Ce choix de Mohammed Ben Salman d’assumer son engagement auprès de Khartoum suit un double impératif de sécurité nationale. D’abord, la déstabilisation du Soudan, une nation située dans son voisinage direct, l’inquiète, alors que Riyad souhaite faire des projets touristiques situés le long de la mer Rouge une vitrine du royaume et un axe de son développement pour l’après-pétrole. De plus, le royaume entend contrecarrer l’expansionnisme de son rival, les Emirats arabes unis, dans la région. Les tensions entre Riyad et Abou Dhabi ont atteint leur paroxysme en décembre 2025 lors d’un affrontement direct au Yémen. Depuis cette date, Riyad adopte une posture beaucoup plus interventionniste aussi bien dans le Golfe que sur le terrain africain.
Au Soudan, Abou Dhabi soutient de longue date, financièrement et militairement, Mohammed Hamdan Daglo, dit « Hemetti », le chef de file des FSR – ce que nient toujours officiellement les autorités émiraties. Ce pont logistique en armes et en mercenaires aurait coûté près de 10 milliards de dollars aux Emirats en trois ans et demi, estime une source diplomatique occidentale. « Cette logique de blocs risque de prolonger le conflit au Soudan, craint Alan Boswell.
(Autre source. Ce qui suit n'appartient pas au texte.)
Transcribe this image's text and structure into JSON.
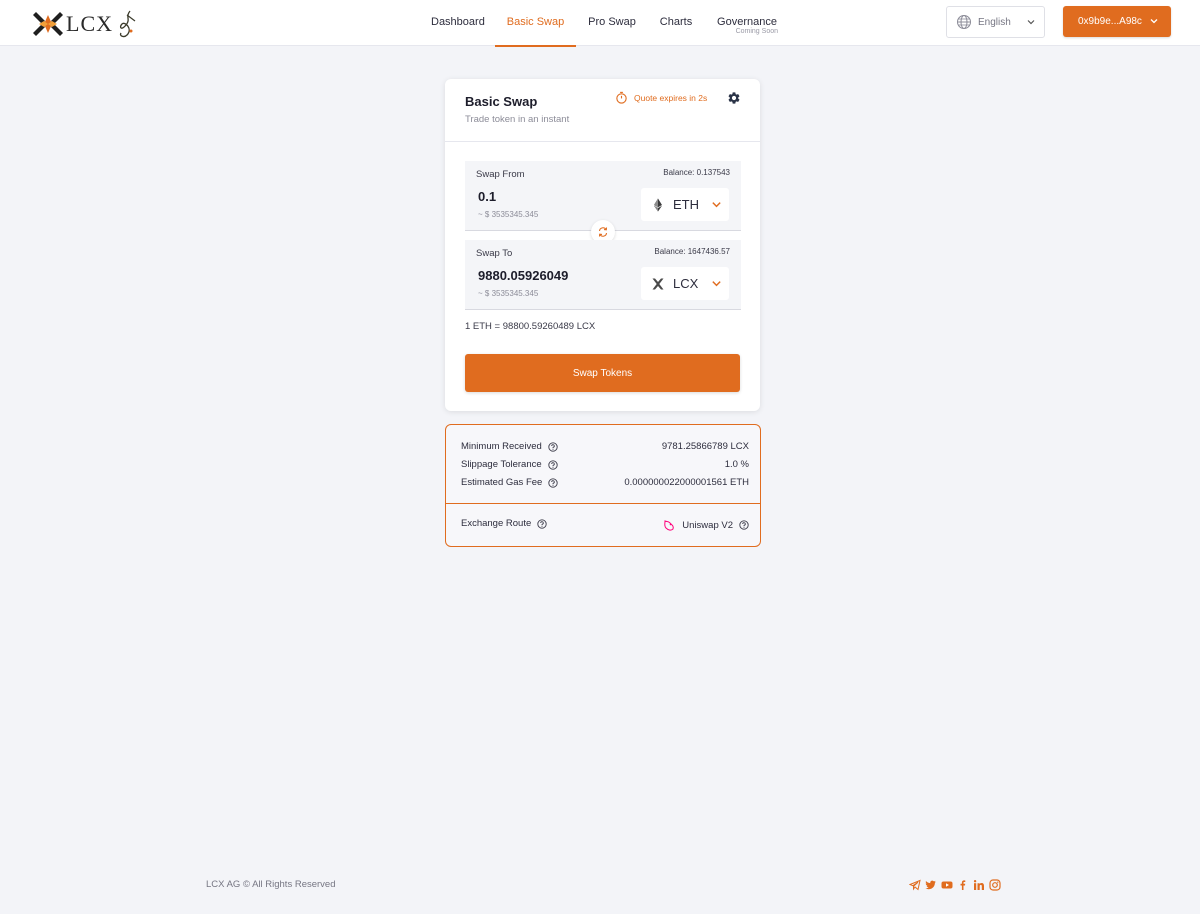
{
  "header": {
    "logo_text": "LCX",
    "nav": [
      {
        "label": "Dashboard",
        "sub": ""
      },
      {
        "label": "Basic Swap",
        "sub": ""
      },
      {
        "label": "Pro Swap",
        "sub": ""
      },
      {
        "label": "Charts",
        "sub": ""
      },
      {
        "label": "Governance",
        "sub": "Coming Soon"
      }
    ],
    "active_nav": "Basic Swap",
    "language": "English",
    "wallet": "0x9b9e...A98c"
  },
  "swap": {
    "title": "Basic Swap",
    "subtitle": "Trade token in an instant",
    "quote": "Quote expires in 2s",
    "from": {
      "label": "Swap From",
      "balance": "Balance: 0.137543",
      "amount": "0.1",
      "usd": "~ $ 3535345.345",
      "token": "ETH"
    },
    "to": {
      "label": "Swap To",
      "balance": "Balance: 1647436.57",
      "amount": "9880.05926049",
      "usd": "~ $ 3535345.345",
      "token": "LCX"
    },
    "rate": "1 ETH = 98800.59260489 LCX",
    "button": "Swap Tokens"
  },
  "details": {
    "minimum_received": {
      "label": "Minimum Received",
      "value": "9781.25866789 LCX"
    },
    "slippage": {
      "label": "Slippage Tolerance",
      "value": "1.0 %"
    },
    "gas_fee": {
      "label": "Estimated Gas Fee",
      "value": "0.000000022000001561 ETH"
    },
    "route": {
      "label": "Exchange Route",
      "value": "Uniswap V2"
    }
  },
  "footer": {
    "copyright": "LCX AG © All Rights Reserved",
    "socials": [
      "telegram-icon",
      "twitter-icon",
      "youtube-icon",
      "facebook-icon",
      "linkedin-icon",
      "instagram-icon"
    ]
  },
  "colors": {
    "accent": "#e06c1f",
    "background": "#f3f4f8"
  }
}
Si vous avez les Emiratis d’un côté et les Saoudiens de l’autre, le conflit ne peut que s’intensifier, et la perspective d’une solution politique s’éloigne. »
Du reste, d’autres zones de la Corne de l’Afrique sont d’ores et déjà le théâtre d’une rivalité entre puissances extérieures. « Le Soudan est le premier terrain d’affrontement sur le continent, mais je ne serais pas surpris de voir des responsables somaliens se présenter à Riyad prochainement », prévient Ahmed Aboudouh. Depuis la reconnaissance surprise de la république autoproclamée du Somaliland par Israël, en décembre 2025, les deux sphères d’influence s’entrechoquent aussi en Somalie.
« Que ce soit la Turquie ou l’Arabie saoudite, ils se voient comme des remparts à une présence israélienne et émiratie dans le golfe d’Aden, près de la mer Rouge », confirme Alan Boswell. Les pays du « pacte de La Mecque » veulent à tout prix éviter que les Emirats arabes unis et Israël mettent à exécution leur projet d’utiliser une base militaire dans le port somalilandais de Berbera, aux portes du détroit de Bab Al-Mandab. L’infrastructure se situe juste en face du Yémen, autre théâtre où les trois alliés se heurtent à l’influence iranienne et à l’action conjointe des Emirats et d’Israël.